Members of the Hindu YUVA, a student organization on campus, gathered to celebrate Naraka Chaturdasi.
Naraka Chaturdasi is the second day of Diwali, a five-day long Hindu festival that is popular throughout India.
Ruchir Goswami, president of Hindu YUVA, said Diwali is celebrated by Hindus all over the world.However, it is a major holiday in India.
“If you want to picture how it’s celebrated in India, consider Fourth of July and Christmas on the same day,” Goswami said.
On the day of Naraka Chaturdasi, Goswami said there are sweets, good food and the exchanging of gifts.
Not only that, he said every home in India lights diyas.
Diyas are oil lamps, typically made from clay. However, for the event in front of the Memorial Union on campus, students used simple tea candles.
Lighting these candles has a special meaning for the festival as well.
“It represents the virtue over darkness,” Goswami said.
Goswami said it is a time of reflection for those celebrating the festival, and lighting the diyas has a deeper meaning than some may know about.
“It’s also a time when we try to remember that all of these virtues and darkness reside inside us,” he said. “So when we are lighting the diyas, it is a reminder that we have to bring light within.”
Goswami said the organization is hosting the event in order to create a feeling of celebration among the Indian members of the community. Not only that, but Hindu YUVA invited the public as well to learn more about the festival and the Hindu culture.
Goswami said Diwali is the oldest festival celebrated in the country, and there are many stories associated with it, many of which are diverse based on the region it originates from.
The most popular story, Goswami said, tells the tale of a regent prince whose wife was kidnapped by a demon king. The prince, who represents virtue, gathered an army of people to rescue his wife from the demon king, who represents darkness. According to the tale, there was an epic battle fought, and the side of evil was defeated.

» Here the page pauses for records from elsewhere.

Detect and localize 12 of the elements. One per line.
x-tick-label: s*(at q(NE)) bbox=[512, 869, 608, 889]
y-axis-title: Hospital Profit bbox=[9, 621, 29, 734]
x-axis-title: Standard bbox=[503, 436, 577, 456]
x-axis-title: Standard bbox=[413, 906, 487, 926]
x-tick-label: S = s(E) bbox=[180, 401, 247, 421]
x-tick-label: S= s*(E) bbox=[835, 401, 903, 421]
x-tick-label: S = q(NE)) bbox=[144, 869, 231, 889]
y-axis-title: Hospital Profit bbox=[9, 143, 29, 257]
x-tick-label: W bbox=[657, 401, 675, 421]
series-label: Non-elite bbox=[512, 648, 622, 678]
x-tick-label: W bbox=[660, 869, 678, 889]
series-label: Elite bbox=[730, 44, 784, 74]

“That is why, even to this day, we go around lighting diyas,” Goswami said. “Just to remind us this is the day that virtue won over darkness. Or knowledge triumphed over ignorance.”
As an international student from India, Goswami said he has very fond memories of celebrating the festival back home.
“As children, it was an excuse for us to stay out all night,” he said. “We used to say, ‘Oh no, the light went out. We have to go back and make sure it is lit.'”
There will be another event hosted for Diwali night, which takes place at 6:45 p.m. Wednesday in the Schilletter and University Village Community Center. The public is welcome to attend.